We had planned to set off early this morning on the 80 mile sail to Cadiz,
but when we woke at 6am the forecasted storm was still raging overhead and
it was pitch black and pouring with rain. After a cup of tea in the cockpit
watching the storm overhead we decided to delay our departure and went back
to bed. By mid morning the storm had passed and after a huge 'full english'
we went by rib into the little port on the island of Culatra. The island is
apparently populated by 40 families who make their living from the fish in
the lagoon which are replenished every day by the tide. The port is
protected by its own breakwater and is crammed full of little fishing boats
all tied to the floating pontoon. On the beach in the harbour local
fishermen stand in the hot sun mending piles of nets which are heaped up on
the foreshore.

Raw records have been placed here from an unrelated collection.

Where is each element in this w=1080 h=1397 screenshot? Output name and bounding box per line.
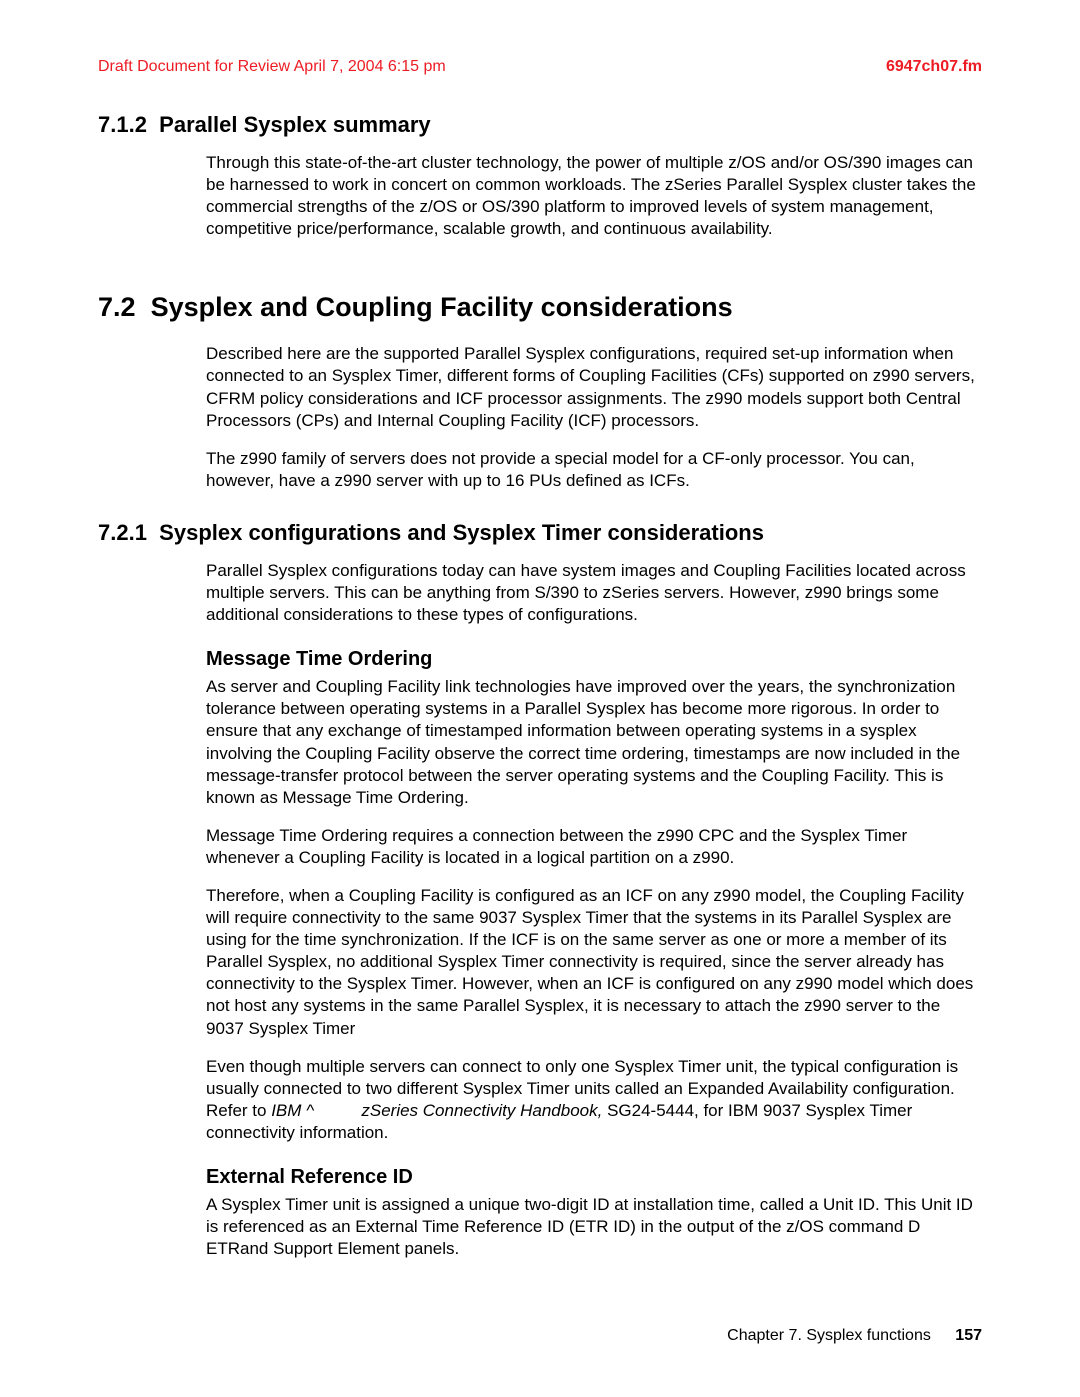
- section-721-heading: 7.2.1 Sysplex configurations and Sysplex…: [98, 520, 982, 546]
- mto-p4-italic2: zSeries Connectivity Handbook,: [361, 1101, 602, 1120]
- section-72-heading: 7.2 Sysplex and Coupling Facility consid…: [98, 292, 982, 323]
- footer-page-number: 157: [955, 1327, 982, 1344]
- ext-heading: External Reference ID: [206, 1164, 982, 1190]
- page-header: Draft Document for Review April 7, 2004 …: [98, 58, 982, 76]
- mto-p4: Even though multiple servers can connect…: [206, 1056, 982, 1144]
- page-footer: Chapter 7. Sysplex functions 157: [727, 1327, 982, 1345]
- mto-p1: As server and Coupling Facility link tec…: [206, 676, 982, 809]
- section-72-title: Sysplex and Coupling Facility considerat…: [151, 292, 733, 322]
- section-712-p1: Through this state-of-the-art cluster te…: [206, 152, 982, 240]
- page: Draft Document for Review April 7, 2004 …: [0, 0, 1080, 1397]
- section-721-number: 7.2.1: [98, 520, 147, 545]
- section-721-body: Parallel Sysplex configurations today ca…: [206, 560, 982, 1260]
- section-721-p1: Parallel Sysplex configurations today ca…: [206, 560, 982, 626]
- mto-p3: Therefore, when a Coupling Facility is c…: [206, 885, 982, 1040]
- section-721-title: Sysplex configurations and Sysplex Timer…: [159, 520, 764, 545]
- mto-p4-mid: [314, 1101, 361, 1120]
- ext-p1: A Sysplex Timer unit is assigned a uniqu…: [206, 1194, 982, 1260]
- section-72-number: 7.2: [98, 292, 136, 322]
- filename-label: 6947ch07.fm: [886, 58, 982, 76]
- section-72-p2: The z990 family of servers does not prov…: [206, 448, 982, 492]
- mto-p2: Message Time Ordering requires a connect…: [206, 825, 982, 869]
- draft-notice: Draft Document for Review April 7, 2004 …: [98, 58, 446, 76]
- mto-p4-italic1: IBM ^: [271, 1101, 314, 1120]
- section-712-number: 7.1.2: [98, 112, 147, 137]
- section-712-title: Parallel Sysplex summary: [159, 112, 431, 137]
- mto-heading: Message Time Ordering: [206, 646, 982, 672]
- section-712-body: Through this state-of-the-art cluster te…: [206, 152, 982, 240]
- section-72-p1: Described here are the supported Paralle…: [206, 343, 982, 431]
- section-72-body: Described here are the supported Paralle…: [206, 343, 982, 492]
- section-712-heading: 7.1.2 Parallel Sysplex summary: [98, 112, 982, 138]
- footer-chapter: Chapter 7. Sysplex functions: [727, 1327, 931, 1344]
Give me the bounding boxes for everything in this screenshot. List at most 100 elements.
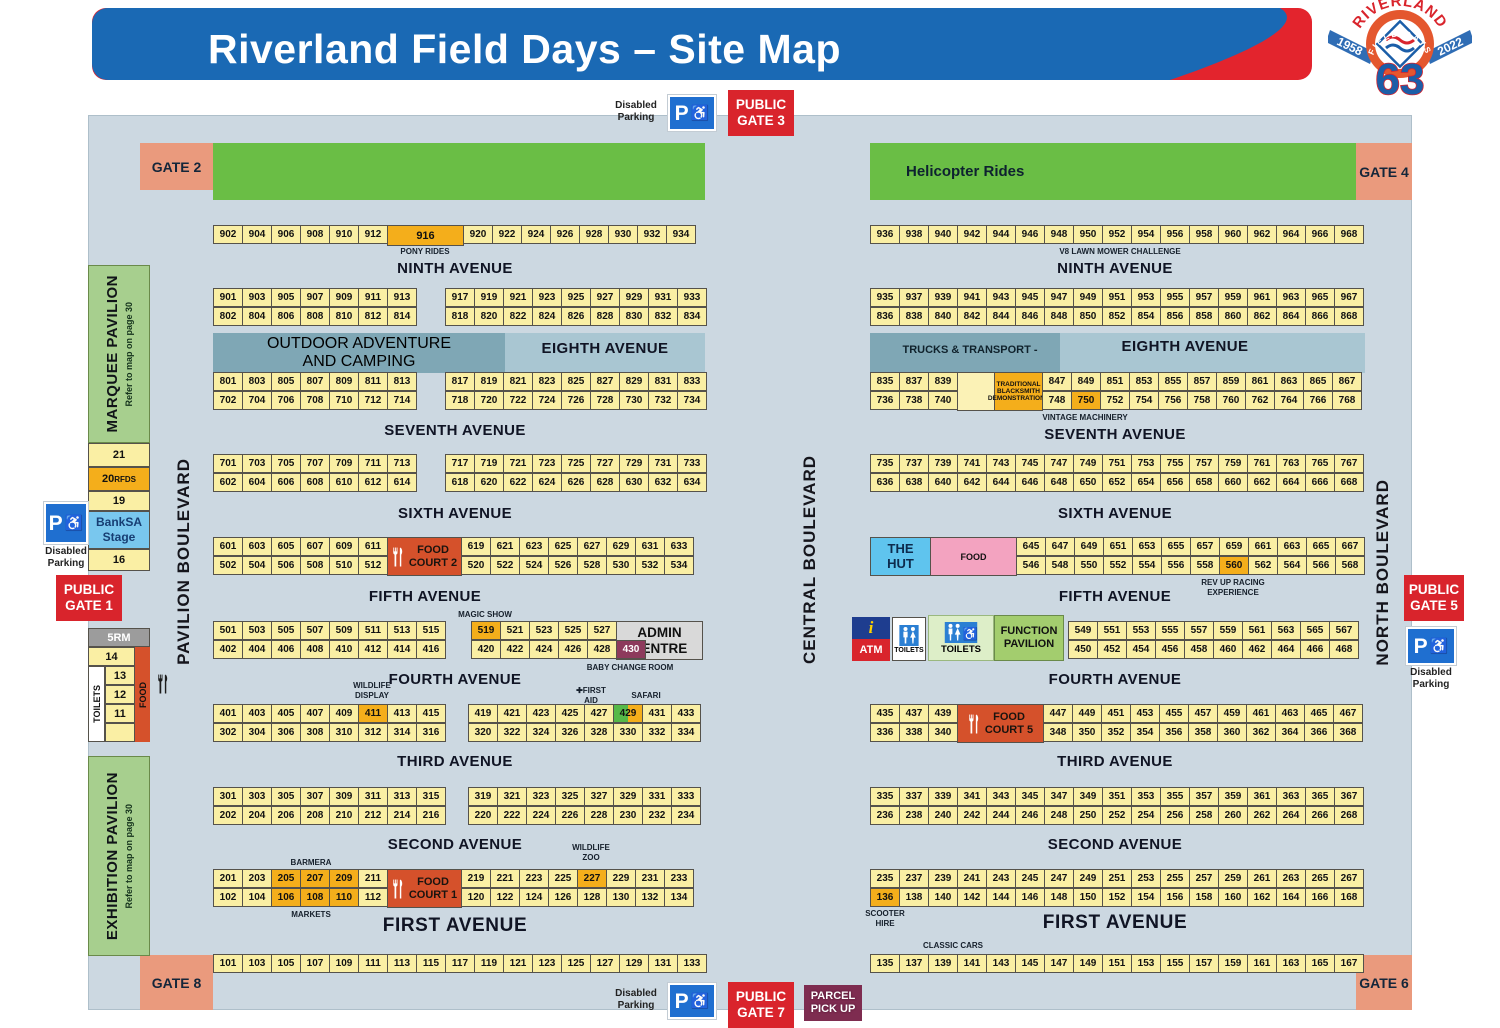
stall-861: 861	[1245, 372, 1275, 391]
stall-424: 424	[529, 640, 559, 659]
stall-305: 305	[271, 787, 301, 806]
label-v8-lawn-mower-challenge: V8 LAWN MOWER CHALLENGE	[1059, 247, 1181, 256]
stall-257: 257	[1189, 869, 1219, 888]
stall-957: 957	[1189, 288, 1219, 307]
stall-560: 560	[1219, 556, 1249, 575]
stall-row: 420 422 424 426 428 430	[471, 640, 646, 659]
stall-830: 830	[619, 307, 649, 326]
public-gate-5: PUBLIC GATE 5	[1404, 575, 1464, 621]
stall-216: 216	[416, 806, 446, 825]
stall-104: 104	[242, 888, 272, 907]
stall-133: 133	[677, 954, 707, 973]
stall-255: 255	[1160, 869, 1190, 888]
stall-512: 512	[358, 556, 388, 575]
stall-220: 220	[468, 806, 498, 825]
stall-526: 526	[548, 556, 578, 575]
stall-620: 620	[474, 473, 504, 492]
stall-201: 201	[213, 869, 243, 888]
stall-755: 755	[1160, 454, 1190, 473]
stall-415: 415	[416, 704, 446, 723]
label-north-boulevard: NORTH BOULEVARD	[1362, 455, 1404, 690]
stall-821: 821	[503, 372, 533, 391]
stall-349: 349	[1073, 787, 1103, 806]
stall-925: 925	[561, 288, 591, 307]
block-label: TOILETS	[941, 643, 981, 655]
wheelchair-icon: ♿	[690, 104, 710, 122]
stall-739: 739	[928, 454, 958, 473]
stall-453: 453	[1130, 704, 1160, 723]
stall-642: 642	[957, 473, 987, 492]
stall-268: 268	[1334, 806, 1364, 825]
stall-238: 238	[899, 806, 929, 825]
stall-811: 811	[358, 372, 388, 391]
stall-152: 152	[1102, 888, 1132, 907]
stall-132: 132	[635, 888, 665, 907]
stall-752: 752	[1100, 391, 1130, 410]
parking-icon: P	[1413, 634, 1428, 658]
stall-358: 358	[1188, 723, 1218, 742]
stall-736: 736	[870, 391, 900, 410]
stall-327: 327	[584, 787, 614, 806]
gate-2: GATE 2	[140, 143, 213, 190]
stall-964: 964	[1276, 225, 1306, 244]
stall-row: 920 922 924 926 928 930 932 934	[463, 225, 696, 244]
stall-466: 466	[1300, 640, 1330, 659]
svg-text:♿: ♿	[963, 626, 978, 641]
stall-958: 958	[1189, 225, 1219, 244]
stall-614: 614	[387, 473, 417, 492]
stall-610: 610	[329, 473, 359, 492]
stall-967: 967	[1334, 288, 1364, 307]
strip-label: TOILETS	[91, 685, 102, 723]
boulevard-label: PAVILION BOULEVARD	[174, 457, 193, 665]
stall-122: 122	[490, 888, 520, 907]
public-gate-1: PUBLIC GATE 1	[56, 575, 122, 621]
stall-124: 124	[519, 888, 549, 907]
stall-row: 519 521 523 525 527	[471, 621, 617, 640]
stall-267: 267	[1334, 869, 1364, 888]
boulevard-label: CENTRAL BOULEVARD	[800, 455, 819, 665]
label-vintage-machinery: VINTAGE MACHINERY	[1042, 413, 1128, 422]
stall-708: 708	[300, 391, 330, 410]
stall-123: 123	[532, 954, 562, 973]
teal-light-right	[1060, 333, 1365, 373]
stall-929: 929	[619, 288, 649, 307]
stall-362: 362	[1246, 723, 1276, 742]
stall-732: 732	[648, 391, 678, 410]
stall-452: 452	[1097, 640, 1127, 659]
stall-row: 917 919 921 923 925 927 929 931 933	[445, 288, 707, 307]
block-label: PUBLIC GATE 1	[63, 581, 115, 613]
stall-507: 507	[300, 621, 330, 640]
stall-810: 810	[329, 307, 359, 326]
block-label: Helicopter Rides	[906, 163, 1025, 180]
dp-icon-left: P ♿	[44, 502, 88, 544]
label-ninth-avenue: NINTH AVENUE	[397, 260, 513, 277]
stall-row: 601 603 605 607 609 611	[213, 537, 388, 556]
the-hut: THE HUT	[870, 537, 931, 576]
stall-323: 323	[526, 787, 556, 806]
stall-553: 553	[1126, 621, 1156, 640]
stall-450: 450	[1068, 640, 1098, 659]
stall-627: 627	[577, 537, 607, 556]
stall-404: 404	[242, 640, 272, 659]
stall-847: 847	[1042, 372, 1072, 391]
stall-153: 153	[1131, 954, 1161, 973]
stall-662: 662	[1247, 473, 1277, 492]
stall-313: 313	[387, 787, 417, 806]
stall-868: 868	[1334, 307, 1364, 326]
stall-143: 143	[986, 954, 1016, 973]
stall-129: 129	[619, 954, 649, 973]
stall-564: 564	[1277, 556, 1307, 575]
stall-357: 357	[1189, 787, 1219, 806]
stall-604: 604	[242, 473, 272, 492]
stall-720: 720	[474, 391, 504, 410]
stall-668: 668	[1334, 473, 1364, 492]
stall-110: 110	[329, 888, 359, 907]
stall-612: 612	[358, 473, 388, 492]
stall-638: 638	[899, 473, 929, 492]
toilets-icon: ♿	[944, 621, 978, 643]
stall-760: 760	[1216, 391, 1246, 410]
stall-557: 557	[1184, 621, 1214, 640]
stall-242: 242	[957, 806, 987, 825]
stall-406: 406	[271, 640, 301, 659]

A short trip across the water in the rib shows why Culatra
has the reputation of being the shellfish capital of Portugal as the lagoon
is positively teeming with fish.
There are no cars on the island, just a couple of tractors which act as
lorry, digger and garbage collector for the inhabitants. Apart from the
absence of palm trees it could be the Caribbean. The island is one big
sandbank and the little single story houses are brightly coloured; their
occupants sitting on plastic chairs on white verandas which line the sandy
pavements. We followed the only street though the town where a series of
wooden boardwalks lead across the marshes to the Atlantic. The soft white
sand stretches for miles with barely a person in sight, and yet we are
barely two miles from beaches of Faro where holiday makers can hardly find
space to stretch out.
We have decided to set sail for Cadiz this evening, leaving at 8 on the ebb
tide which will speed our way out of the lagoon and we hope to arrive in
Puerto Sherry shortly after dawn tomorrow.